Am 1. September 2005 fand die offizielle Gründungsversammlung für den „Bürgerbusverein Willich, eine Initiative der Kolpingsfamilie Willich“, wie der amtliche Name lautete, statt. Noch am Gründungsabend traten über 50 Anwesende als Mitglieder in den neuen Verein ein. Davon waren allein 33 Mitglieder der Kolpingsfamilie. Ehrenamtliche Fahrer standen zu diesem Zeitpunkt ebenfalls schon in den Startlöchern.
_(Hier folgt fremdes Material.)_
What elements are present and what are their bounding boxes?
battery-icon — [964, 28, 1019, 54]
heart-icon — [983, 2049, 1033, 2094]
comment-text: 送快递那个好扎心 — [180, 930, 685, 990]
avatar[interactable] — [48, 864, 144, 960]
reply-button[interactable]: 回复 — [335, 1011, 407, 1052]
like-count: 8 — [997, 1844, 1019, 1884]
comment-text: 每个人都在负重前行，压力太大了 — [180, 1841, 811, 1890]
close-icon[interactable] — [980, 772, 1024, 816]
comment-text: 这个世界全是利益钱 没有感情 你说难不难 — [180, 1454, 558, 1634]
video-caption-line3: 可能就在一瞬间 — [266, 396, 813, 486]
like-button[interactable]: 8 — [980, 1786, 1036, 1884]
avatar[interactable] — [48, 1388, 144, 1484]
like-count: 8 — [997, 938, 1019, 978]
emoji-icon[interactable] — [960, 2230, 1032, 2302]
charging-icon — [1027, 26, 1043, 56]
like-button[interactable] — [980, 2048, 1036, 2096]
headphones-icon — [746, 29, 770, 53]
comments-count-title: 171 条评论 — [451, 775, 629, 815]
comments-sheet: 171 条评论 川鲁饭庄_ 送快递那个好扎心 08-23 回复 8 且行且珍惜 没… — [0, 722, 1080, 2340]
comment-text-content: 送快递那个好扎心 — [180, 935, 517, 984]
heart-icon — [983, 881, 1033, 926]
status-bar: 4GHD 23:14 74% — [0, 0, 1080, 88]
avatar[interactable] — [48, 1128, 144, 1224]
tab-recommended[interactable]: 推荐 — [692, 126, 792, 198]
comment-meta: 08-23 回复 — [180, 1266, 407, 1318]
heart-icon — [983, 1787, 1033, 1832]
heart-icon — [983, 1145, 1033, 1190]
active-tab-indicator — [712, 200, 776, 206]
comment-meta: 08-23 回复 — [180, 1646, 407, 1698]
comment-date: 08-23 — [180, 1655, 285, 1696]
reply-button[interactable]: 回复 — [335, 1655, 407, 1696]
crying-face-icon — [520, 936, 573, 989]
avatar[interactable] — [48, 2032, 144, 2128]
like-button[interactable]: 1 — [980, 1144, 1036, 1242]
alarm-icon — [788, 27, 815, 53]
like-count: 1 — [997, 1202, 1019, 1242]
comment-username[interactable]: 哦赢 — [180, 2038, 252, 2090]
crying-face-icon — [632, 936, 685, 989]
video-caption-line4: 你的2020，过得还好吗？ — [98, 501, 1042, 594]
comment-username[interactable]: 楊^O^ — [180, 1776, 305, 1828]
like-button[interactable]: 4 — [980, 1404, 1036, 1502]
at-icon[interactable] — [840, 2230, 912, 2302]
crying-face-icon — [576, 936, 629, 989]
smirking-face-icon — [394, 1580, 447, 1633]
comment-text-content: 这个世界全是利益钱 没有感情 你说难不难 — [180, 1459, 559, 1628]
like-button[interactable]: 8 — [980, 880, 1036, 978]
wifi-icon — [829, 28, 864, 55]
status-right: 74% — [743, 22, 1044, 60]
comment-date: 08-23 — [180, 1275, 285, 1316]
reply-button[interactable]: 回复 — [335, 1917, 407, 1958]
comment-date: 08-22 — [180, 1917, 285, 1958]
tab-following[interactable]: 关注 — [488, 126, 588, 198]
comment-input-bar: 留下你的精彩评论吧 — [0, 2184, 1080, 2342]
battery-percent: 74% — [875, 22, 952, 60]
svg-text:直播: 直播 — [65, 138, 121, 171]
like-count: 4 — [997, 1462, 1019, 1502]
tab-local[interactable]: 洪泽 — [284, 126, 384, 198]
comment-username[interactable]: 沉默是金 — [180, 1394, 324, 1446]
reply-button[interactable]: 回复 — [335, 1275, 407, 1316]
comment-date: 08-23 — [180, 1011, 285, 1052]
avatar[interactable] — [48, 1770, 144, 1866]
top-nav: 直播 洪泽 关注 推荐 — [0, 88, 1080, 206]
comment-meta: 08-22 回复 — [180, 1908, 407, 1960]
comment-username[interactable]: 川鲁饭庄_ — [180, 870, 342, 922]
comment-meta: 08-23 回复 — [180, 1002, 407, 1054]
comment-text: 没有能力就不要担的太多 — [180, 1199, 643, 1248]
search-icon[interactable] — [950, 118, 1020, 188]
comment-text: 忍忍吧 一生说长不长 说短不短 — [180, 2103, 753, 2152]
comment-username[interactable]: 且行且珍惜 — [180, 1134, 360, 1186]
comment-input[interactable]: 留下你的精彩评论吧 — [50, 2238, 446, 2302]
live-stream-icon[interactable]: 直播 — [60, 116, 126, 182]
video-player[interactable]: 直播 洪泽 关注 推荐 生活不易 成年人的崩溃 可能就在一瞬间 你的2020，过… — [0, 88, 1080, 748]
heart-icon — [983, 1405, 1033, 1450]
Bis der Bürgerbus dann aber zur ersten Fahrt startete, dauerte es noch ein Weilchen. Beim Frühlingsfest des Werberings am 24. März 2007 wurde der Bürgerbus auf dem Willicher Marktplatz feierlich eingeweiht. Zwei Tage später war es soweit. Am Montag, 26. März 2007, startete der Bürgerbus Willich um 7.54 Uhr zu seiner ersten Fahrt. Zahlreiche Bürger nutzten die Premiere zum Kennenlernen der einstündigen Fahrstrecke mit ihren damals 45 Haltestellen. Eine Stunde dauert die Runde, die durch ganz Willich einschließlich der Hardt und dem Stahlwerk Becker geht, immer noch. Allerdings hat sich die Zahl der Haltestellen bei 40 eingependelt, davon sind seit 2021 alle mit sogenannten Stehhilfen versehen. Diese ermögliche ein sitzähnliches Anlehnen, während die Fahrgäste auf den Bürgerbus warten.
Aktuell sind 47 Fahrer im Einsatz, darunter acht Frauen. „Wir würden uns freuen, wenn sich mehr Frauen zutrauen würden, den Bürgerbus zu fahren. Er fährt sich aufgrund seiner erhöhten Sitzposition sehr angenehm“, sagt Ina Trost vom Vorstand des Bürgerbusses, die selber seit drei Jahren zu den Fahrerinnen gehört und den kleinen Bus mit Begeisterung fährt. „Der Bedarf ist da und wir tun etwas Gutes. Mir macht es Spaß, mich ehrenamtlich zu engagieren“, bemerkt Fahrer Michael Rive, der schon in Anrath Bürgerbus fuhr und danach als Fahrer in seinen Heimatort Willich wechselte. Mit der aktuellen Fahrerzahl sieht sich der Bürgerbus Willich gut aufgestellt. „Fahrernachwuchs können wir aber immer brauchen, da Fahrer aus Altersgründen ausscheiden“, sagt Malessa. Jeder ab 18 Jahren, der im Besitz des Autoführerscheins ist, kann Bürgerbusfahrer werden. Was alle freut, ist die Tatsache, dass inzwischen nicht nur Senioren das Angebot nutzen, sondern auch viele jüngere Menschen bis hin zu Kindern und Jugendlichen mitfahren. „Zu unseren Fahrgästen zählen Kinder, die zur Schule und zum Sport fahren und jugendliche Skater, die mit ihrem Brett zur Skaterbahn wollen. Dazu kommen immer mehr Familien“, sagt Trost.